Gymnosperms are seed plants with "naked" seeds (not enclosed in a fruit). They include conifers and cycads. They have adapted to various environments, often with specialized leaves to reduce water loss. They are heterosporous, and their gametophytes develop within the sporophyte. Pollination is by wind, and the fertilized ovule develops into a naked seed.

Angiosperms

What is this section about?

This section provides a brief overview of Angiosperms, also known as flowering plants.

Simple Explanation:

• Defining Feature: The most distinctive feature of angiosperms is the presence of flowers, which are specialized structures that house the reproductive organs. Within the flower, pollen grains (male gametophytes) and ovules (female gametophytes) are produced.
• Seed Encapsulation: Unlike gymnosperms (where the seeds are "naked"), angiosperms have seeds that are enclosed within a fruit.
• Diversity: Angiosperms are incredibly diverse, ranging from tiny plants like Wolffia to towering trees like Eucalyptus.
• Importance to Humans: Angiosperms are crucial for human survival.
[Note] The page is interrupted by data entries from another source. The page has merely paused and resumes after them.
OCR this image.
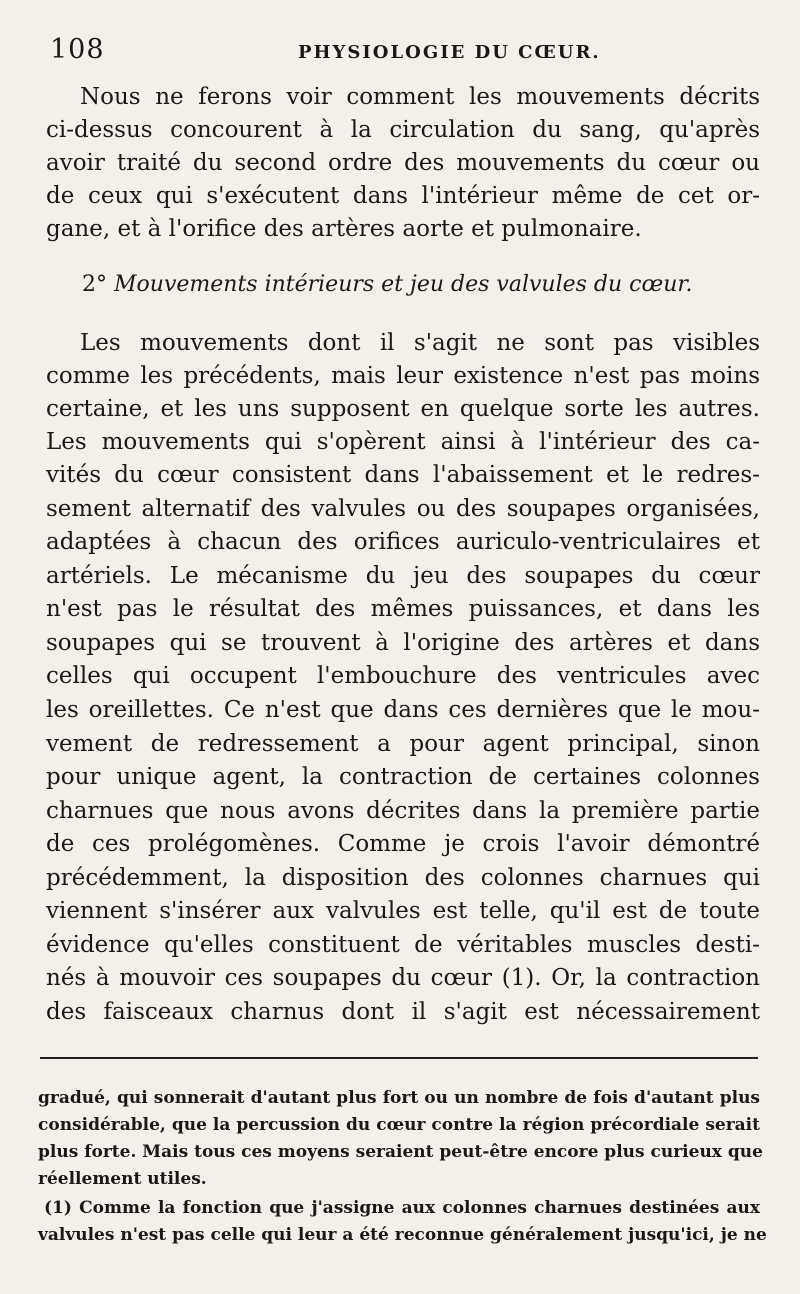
108	PHYSIOLOGIE DU CŒUR.
Nous ne ferons voir comment les mouvements décrits
ci-dessus concourent à la circulation du sang, qu'après
avoir traité du second ordre des mouvements du cœur ou
de ceux qui s'exécutent dans l'intérieur même de cet or-
gane, et à l'orifice des artères aorte et pulmonaire.
2° Mouvements intérieurs et jeu des valvules du cœur.
Les mouvements dont il s'agit ne sont pas visibles
comme les précédents, mais leur existence n'est pas moins
certaine, et les uns supposent en quelque sorte les autres.
Les mouvements qui s'opèrent ainsi à l'intérieur des ca-
vités du cœur consistent dans l'abaissement et le redres-
sement alternatif des valvules ou des soupapes organisées,
adaptées à chacun des orifices auriculo-ventriculaires et
artériels. Le mécanisme du jeu des soupapes du cœur
n'est pas le résultat des mêmes puissances, et dans les
soupapes qui se trouvent à l'origine des artères et dans
celles qui occupent l'embouchure des ventricules avec
les oreillettes. Ce n'est que dans ces dernières que le mou-
vement de redressement a pour agent principal, sinon
pour unique agent, la contraction de certaines colonnes
charnues que nous avons décrites dans la première partie
de ces prolégomènes. Comme je crois l'avoir démontré
précédemment, la disposition des colonnes charnues qui
viennent s'insérer aux valvules est telle, qu'il est de toute
évidence qu'elles constituent de véritables muscles desti-
nés à mouvoir ces soupapes du cœur (1). Or, la contraction
des faisceaux charnus dont il s'agit est nécessairement
gradué, qui sonnerait d'autant plus fort ou un nombre de fois d'autant plus
considérable, que la percussion du cœur contre la région précordiale serait
plus forte. Mais tous ces moyens seraient peut-être encore plus curieux que
réellement utiles.
(1) Comme la fonction que j'assigne aux colonnes charnues destinées aux
valvules n'est pas celle qui leur a été reconnue généralement jusqu'ici, je ne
They provide us with:
  • Food: Fruits, vegetables, grains, and nuts.
  • Fodder: Food for livestock.
  • Fuel: Wood for burning.
  • Medicines: Many plants used in medicine are angiosperms.
• Classification: Angiosperms are divided into two major classes:
  • Dicotyledons (Dicots): Typically have two seed leaves (cotyledons) inside the seed.
  • Monocotyledons (Monocots): Typically have one seed leaf.

Simple Conclusion:

Angiosperms are flowering plants with seeds enclosed in fruits. They are the most diverse group of plants and play a vital role in human life. They are classified into two major groups: dicotyledons and monocotyledons.